As noted above, Treasury is creating a new “Monitoring List” that cites major trading partners that have met two of the three criteria specified in the Act. In this first Report, the Monitoring List includes China, Japan, Korea, Taiwan, and Germany.

This is about as direct a threat to the 3+2 nations not to engage in major currency devaluation whether through QE, NIRP or major interest rate changes as Jack Lew could come up with, and in some ways was to be expected in the aftermath of the G-20 meeting which as we found out this week, precluded any additional QE by the BOJ.

Recall that as part of the most recent G-20 accords, which many believe is what unleashed the steep slide in the dollar, the member nations agreed to refrain from FX intervention absent “disordely markets.” It also made clear what could push a country from merely the watch list to full blown manipulator status:

While no economy met all three of the criteria, this result is a reflection, in part, of the dynamics of the global economy during the past year, in which capital outflows from emerging markets have led a number of economies to engage in foreign exchange intervention to resist further depreciation of their currency (rather than appreciation). The extent of these flows was unusually high by historical standards, which underscores the possibility that more economies may trigger these thresholds going forward.

It added that “the Administration shares strongly the objective of taking aggressive and effective actions to ensure a level playing field for our workers and companies. The President has been clear that no economy should grow its exports based on a persistently undervalued exchange rate, and Treasury has been working aggressively to address exchange rate issues bilaterally, including through the U.S.-China Strategic and Economic Dialogue, and multilaterally through the G-7, G-20, and the International Monetary Fund.”

And specifically referring to the G-20 meeting, the Treasury notes the following:

The United States has secured commitments from the G-20 member countries to move more rapidly to more marketdetermined exchange rates, avoid persistent exchange rate misalignments, refrain from competitive exchange rate devaluations, and not target exchange rates for competitive purposes. Through Treasury’s leadership, the G-7 member countries, including Japan, have publicly affirmed that their fiscal and monetary policies will be oriented toward domestic objectives using domestic instruments. Treasury has also pushed for stronger IMF surveillance of the exchange rate policy obligations of its members.

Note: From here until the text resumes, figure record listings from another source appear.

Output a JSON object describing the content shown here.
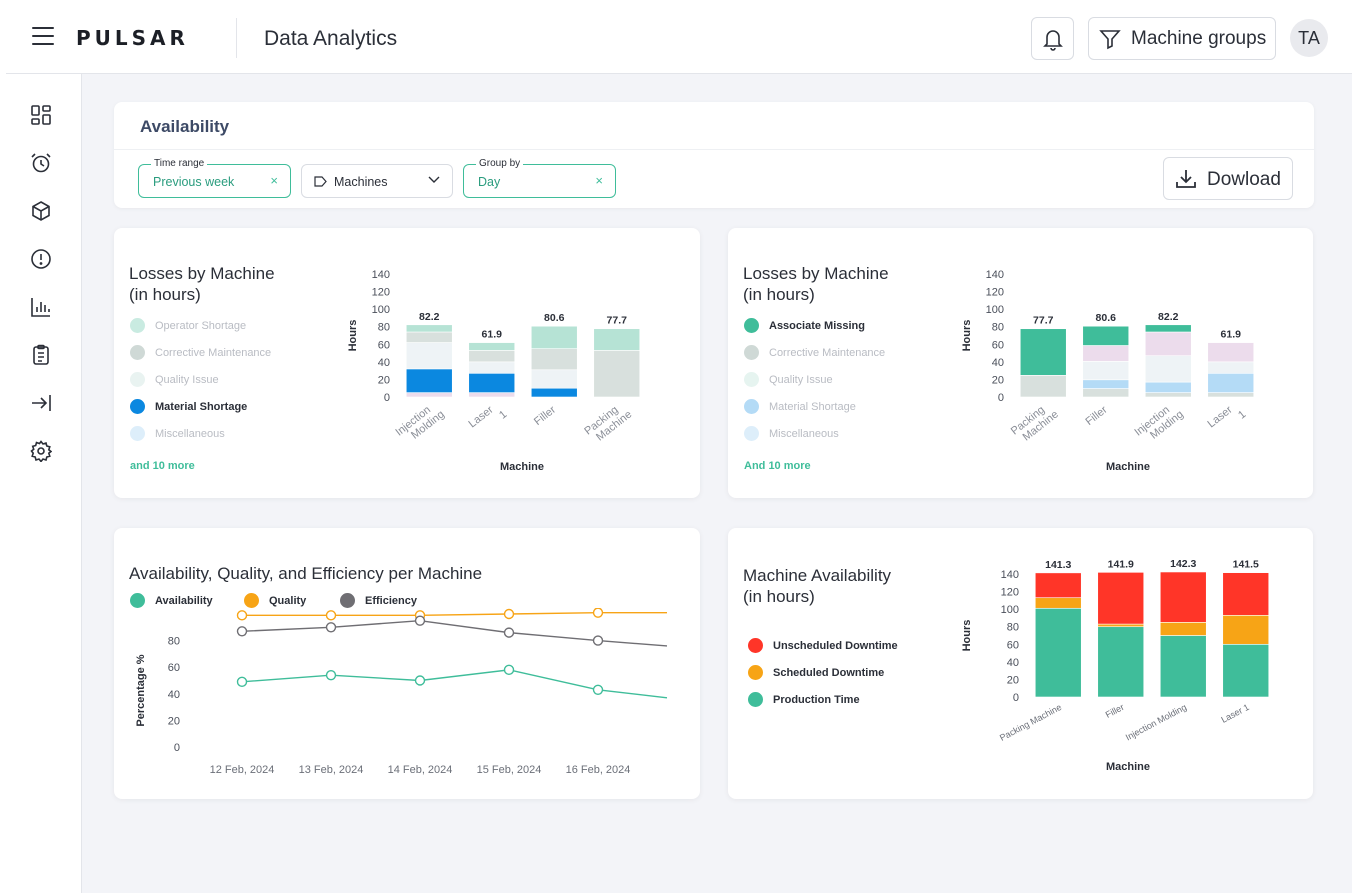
{
  "header": {
    "brand": "PULSAR",
    "title": "Data Analytics",
    "machine_groups_label": "Machine groups",
    "avatar_initials": "TA"
  },
  "sidebar": {
    "icons": [
      "dashboard-icon",
      "alarm-clock-icon",
      "cube-icon",
      "alert-circle-icon",
      "bar-chart-icon",
      "clipboard-icon",
      "collapse-arrow-icon",
      "settings-gear-icon"
    ]
  },
  "filters": {
    "title": "Availability",
    "time_range": {
      "label": "Time range",
      "value": "Previous week"
    },
    "machines": {
      "value": "Machines"
    },
    "group_by": {
      "label": "Group by",
      "value": "Day"
    },
    "download_label": "Dowload"
  },
  "colors": {
    "accent": "#3fbd9a",
    "blue": "#0b88e0",
    "orange": "#f7a416",
    "red": "#ff3528",
    "grey_line": "#6f6e73"
  },
  "card1": {
    "title_line1": "Losses by Machine",
    "title_line2": "(in hours)",
    "legend": [
      "Operator Shortage",
      "Corrective Maintenance",
      "Quality Issue",
      "Material Shortage",
      "Miscellaneous"
    ],
    "more": "and 10 more"
  },
  "card2": {
    "title_line1": "Losses by Machine",
    "title_line2": "(in hours)",
    "legend": [
      "Associate Missing",
      "Corrective Maintenance",
      "Quality Issue",
      "Material Shortage",
      "Miscellaneous"
    ],
    "more": "And 10 more"
  },
  "card3": {
    "title": "Availability, Quality, and Efficiency per Machine",
    "legend": [
      "Availability",
      "Quality",
      "Efficiency"
    ]
  },
  "card4": {
    "title_line1": "Machine Availability",
    "title_line2": "(in hours)",
    "legend": [
      "Unscheduled Downtime",
      "Scheduled Downtime",
      "Production Time"
    ]
  },
  "chart_data": [
    {
      "type": "bar",
      "stacked": true,
      "categories": [
        "Injection Molding",
        "Laser 1",
        "Filler",
        "Packing Machine"
      ],
      "totals": [
        82.2,
        61.9,
        80.6,
        77.7
      ],
      "ylabel": "Hours",
      "xlabel": "Machine",
      "ylim": [
        0,
        140
      ],
      "yticks": [
        0,
        20,
        40,
        60,
        80,
        100,
        120,
        140
      ],
      "highlighted_series": "Material Shortage",
      "series": [
        {
          "name": "Miscellaneous",
          "values": [
            5,
            5,
            0,
            0
          ]
        },
        {
          "name": "Material Shortage",
          "values": [
            27,
            22,
            10,
            0
          ]
        },
        {
          "name": "Quality Issue",
          "values": [
            30,
            13,
            21,
            0
          ]
        },
        {
          "name": "Corrective Maintenance",
          "values": [
            12,
            13,
            24,
            53
          ]
        },
        {
          "name": "Operator Shortage",
          "values": [
            8.2,
            8.9,
            25.6,
            24.7
          ]
        }
      ]
    },
    {
      "type": "bar",
      "stacked": true,
      "categories": [
        "Packing Machine",
        "Filler",
        "Injection Molding",
        "Laser 1"
      ],
      "totals": [
        77.7,
        80.6,
        82.2,
        61.9
      ],
      "ylabel": "Hours",
      "xlabel": "Machine",
      "ylim": [
        0,
        140
      ],
      "yticks": [
        0,
        20,
        40,
        60,
        80,
        100,
        120,
        140
      ],
      "highlighted_series": "Associate Missing",
      "series": [
        {
          "name": "Corrective Maintenance",
          "values": [
            24.7,
            9.6,
            5,
            5
          ]
        },
        {
          "name": "Material Shortage",
          "values": [
            0,
            10,
            12,
            22
          ]
        },
        {
          "name": "Quality Issue",
          "values": [
            0,
            21,
            30,
            13
          ]
        },
        {
          "name": "Miscellaneous",
          "values": [
            0,
            18,
            27,
            21.9
          ]
        },
        {
          "name": "Associate Missing",
          "values": [
            53,
            22,
            8.2,
            0
          ]
        }
      ]
    },
    {
      "type": "line",
      "x": [
        "12 Feb, 2024",
        "13 Feb, 2024",
        "14 Feb, 2024",
        "15 Feb, 2024",
        "16 Feb, 2024"
      ],
      "ylabel": "Percentage %",
      "ylim": [
        0,
        100
      ],
      "yticks": [
        0,
        20,
        40,
        60,
        80
      ],
      "series": [
        {
          "name": "Availability",
          "values": [
            49,
            54,
            50,
            58,
            43
          ],
          "trail_end": 37
        },
        {
          "name": "Quality",
          "values": [
            99,
            99,
            99,
            100,
            101
          ],
          "trail_end": 101
        },
        {
          "name": "Efficiency",
          "values": [
            87,
            90,
            95,
            86,
            80
          ],
          "trail_end": 76
        }
      ]
    },
    {
      "type": "bar",
      "stacked": true,
      "categories": [
        "Packing Machine",
        "Filler",
        "Injection Molding",
        "Laser 1"
      ],
      "totals": [
        141.3,
        141.9,
        142.3,
        141.5
      ],
      "ylabel": "Hours",
      "xlabel": "Machine",
      "ylim": [
        0,
        140
      ],
      "yticks": [
        0,
        20,
        40,
        60,
        80,
        100,
        120,
        140
      ],
      "series": [
        {
          "name": "Production Time",
          "values": [
            101,
            80,
            70,
            60
          ]
        },
        {
          "name": "Scheduled Downtime",
          "values": [
            12,
            3,
            15,
            33
          ]
        },
        {
          "name": "Unscheduled Downtime",
          "values": [
            28.3,
            58.9,
            57.3,
            48.5
          ]
        }
      ]
    }
  ]
}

The IMF now publishes an exchange rate assessment for 29 economies, and is improving its exchange rate analysis in its Article IV reports on member countries. And through U.S. leadership, the Trans-Pacific Partnership countries have adopted—for the first time in the context of a trade agreement—provisions that address unfair currency practices by explicitly adopting G-20 exchange rate commitments and by promoting transparency and accountability.

In other words, the next country that dares to engage in wholesale currency devaluation with the US’ express prior permission gets it, although it is not quite clear what “it” is (we will have more thoughts on that tomorrow).

Finally, there was no comment by the US Treasury on the biggest FX manipulator of all, the US Treasury itself which courtesy of the Fed can move the value of the Dollar higher or lower by orders of magnitude in seconds. Why? Because for now the US “reserve currency” privilege allows it to do whatever it wants, plus as a reminder, the world remains synthetically short trillions of dollars. If the US wants to punish everyone else, all it needs to do is to increase the value of the dollar by 10-15% in a short period of time, and we will again witness the same events that led to the market swoon in late 2015 and early 2016.